During 1965, one Marine fixed-wing squadron, VMF(AW)-212, participated in the Navy's air war over both North and South Vietnam. VMF(AW)-212, as one of the five squadrons of Attack Carrier Wing 16 (CVW-16), flew combat air strikes for seven months from the attack carrier USS Oriskany (CVA 34). On 27 January 1965, Lieutenant Colonel Charles H. Ludden led his squadron from the Marine Corps Air Station, Kaneohe Bay, Hawaii to San Diego, California where it embarked on board the Oriskany. The squadron, with 12 ling-Temco-Vought F-8E Crusader jet fighters, boarded the carrier with a complement of 22 officers, of whom 16 were pilots, and 173 enlisted men.

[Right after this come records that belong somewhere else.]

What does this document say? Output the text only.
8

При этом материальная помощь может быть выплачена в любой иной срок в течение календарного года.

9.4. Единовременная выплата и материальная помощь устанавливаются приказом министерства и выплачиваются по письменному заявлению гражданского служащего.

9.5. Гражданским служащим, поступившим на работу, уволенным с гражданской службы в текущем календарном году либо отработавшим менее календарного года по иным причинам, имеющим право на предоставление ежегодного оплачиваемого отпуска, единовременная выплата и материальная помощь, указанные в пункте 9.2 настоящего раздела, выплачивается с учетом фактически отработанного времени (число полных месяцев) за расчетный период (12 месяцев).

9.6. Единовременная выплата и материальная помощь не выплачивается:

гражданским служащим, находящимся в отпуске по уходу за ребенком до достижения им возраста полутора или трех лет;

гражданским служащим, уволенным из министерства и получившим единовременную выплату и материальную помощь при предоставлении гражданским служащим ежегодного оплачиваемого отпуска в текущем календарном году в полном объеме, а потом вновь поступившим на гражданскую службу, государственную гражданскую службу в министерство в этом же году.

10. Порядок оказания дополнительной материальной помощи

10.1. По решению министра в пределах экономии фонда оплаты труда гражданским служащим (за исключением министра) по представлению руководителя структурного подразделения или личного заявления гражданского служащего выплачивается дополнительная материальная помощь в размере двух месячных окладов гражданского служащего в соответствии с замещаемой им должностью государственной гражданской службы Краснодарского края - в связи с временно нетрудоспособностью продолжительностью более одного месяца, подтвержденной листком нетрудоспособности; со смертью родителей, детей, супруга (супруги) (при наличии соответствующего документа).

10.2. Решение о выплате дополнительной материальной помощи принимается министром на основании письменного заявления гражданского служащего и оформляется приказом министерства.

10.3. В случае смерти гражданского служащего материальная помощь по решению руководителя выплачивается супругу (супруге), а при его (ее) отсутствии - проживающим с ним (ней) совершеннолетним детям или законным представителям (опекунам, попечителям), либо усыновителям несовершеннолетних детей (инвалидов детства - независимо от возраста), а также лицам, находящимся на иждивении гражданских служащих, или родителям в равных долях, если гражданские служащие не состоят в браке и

After a two-month training period, Oriskany sailed from San Diego on 5 April, arriving off the Vietnamese coast on 8 May. That same day, the pilots of VMF(AW)-212 exchanged their peacetime orange flight suits for green combat clothing and then flew their first combat missions. Their first strikes over South Vietnam ranged from the Mekong Delta to northern II CTZ. Controlled by U. S. Air Force tactical air controllers (airborne), the 'Lancers,' as 212 was known, struck enemy troops and supply areas with 5-inch Zuni rockets and 20mm


*Colonel John D. Noble, who commanded MAG-12 until 19 September, remarked in his comments that the KC-130s 'provided in-flight fueling to MAG-12 A-4s during most, if not all, of June 1965 while the strip was under construction. In order to carry the optimum ordnance loads from the short operating length of the strip and not disrupt the Seabees' efforts down field at every launch, all A-4 takeoffs were made with light fuel loads. One or more KC-130s would orbit over the field to top off the A-4s with fuel to give them the range and/or endurance needed for their missions.' Col John D. Noble, Comments on draft MS, dtd lNov76 (Vietnam Comment File).